While the benefits of smoking cessation cannot be overstated, its potential effects on an individual’s medication regime may need to be considered. This is true for patients who are intending to quit smoking for good as well as patients who may be obliged to temporarily abstain (e.g. during hospitalisation). It may also be relevant for patients who choose to transition from smoking to a smokeless form of nicotine.

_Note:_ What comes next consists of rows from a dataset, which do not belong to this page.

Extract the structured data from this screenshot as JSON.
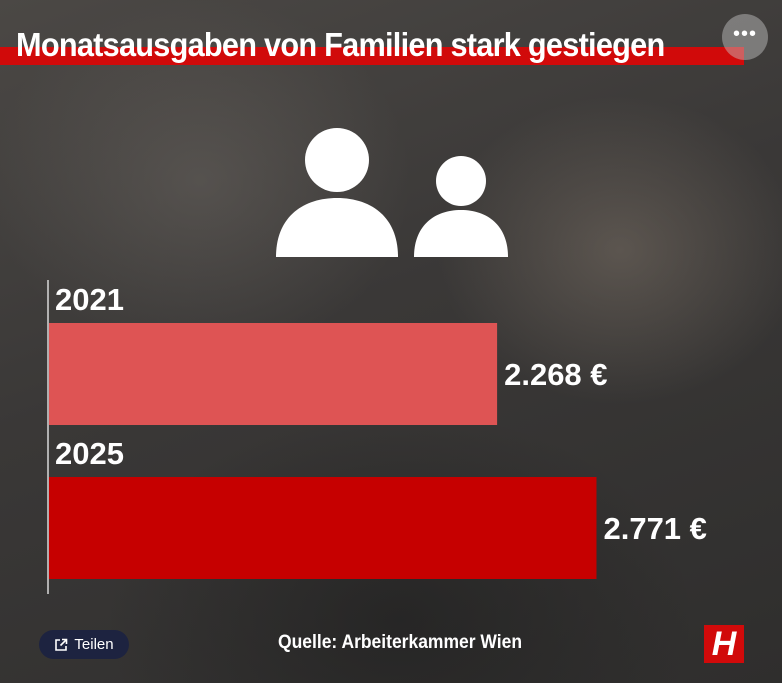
{
  "header": {
    "title": "Monatsausgaben von Familien stark gestiegen",
    "more_label": "•••"
  },
  "icons": {
    "people": "people-icon",
    "share": "share-icon",
    "more": "more-icon"
  },
  "colors": {
    "accent": "#d10a0a",
    "bar_2021": "#de5454",
    "bar_2025": "#c60000",
    "share_button": "#1d2340"
  },
  "chart_data": {
    "type": "bar",
    "orientation": "horizontal",
    "categories": [
      "2021",
      "2025"
    ],
    "values": [
      2268,
      2771
    ],
    "value_labels": [
      "2.268 €",
      "2.771 €"
    ],
    "unit": "€",
    "xlim": [
      0,
      3300
    ],
    "grid": false,
    "legend": "none"
  },
  "footer": {
    "share_label": "Teilen",
    "source": "Quelle: Arbeiterkammer Wien",
    "logo_letter": "H"
  }
}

Patients should be encouraged to discuss their smoking status and any intended changes to their smoking with their doctor. Dose modification may be considered for some prescribed therapies when there is a significant change in a patient’s smoking status.

References:

  1. Australian Institute of Health and Welfare. Alcohol, tobacco & other drugs in Australia. AIHW: 2025.
  2. Dean E. 8 Interactions between tobacco smoke and medications. In Greenhalgh EM, Scollo MM, Winstanley MH [editors]. Tobacco in Australia: Facts and issues. Melbourne: Cancer Council Victoria; 2021.
  3. Gurbel PA, Bliden KP, Logan DK, Kereiakes DJ, Lasseter KC, White A, et al. The influence of smoking status on the pharmacokinetics and pharmacodynamics of clopidogrel and prasugrel: the PARADOX study. J Am Coll Cardiol. 2013; 62(6): 505-12.
  4. Harry NM, Folorunsho IL, Anona K, Okafor N, Anugwon GO. A review of the effect of vaping on the plasma levels of clozapine and its clinical implications. J Adv Med Med Res. 2024; 36(7): 48-56.
  5. Plakogiannis FA, Weidmann J, Fraser B, Kwong J, Asi D, Kumar P, et al. Investigation of smoking on the antiplatelet response to clopidogrel: Unravelling the smoker’s paradox. Pathol Res Pract. 2024; 257:155290.
  6. Specialist Pharmacy Service. Understanding enzyme or transporter-based drug interactions. SPS: 2024.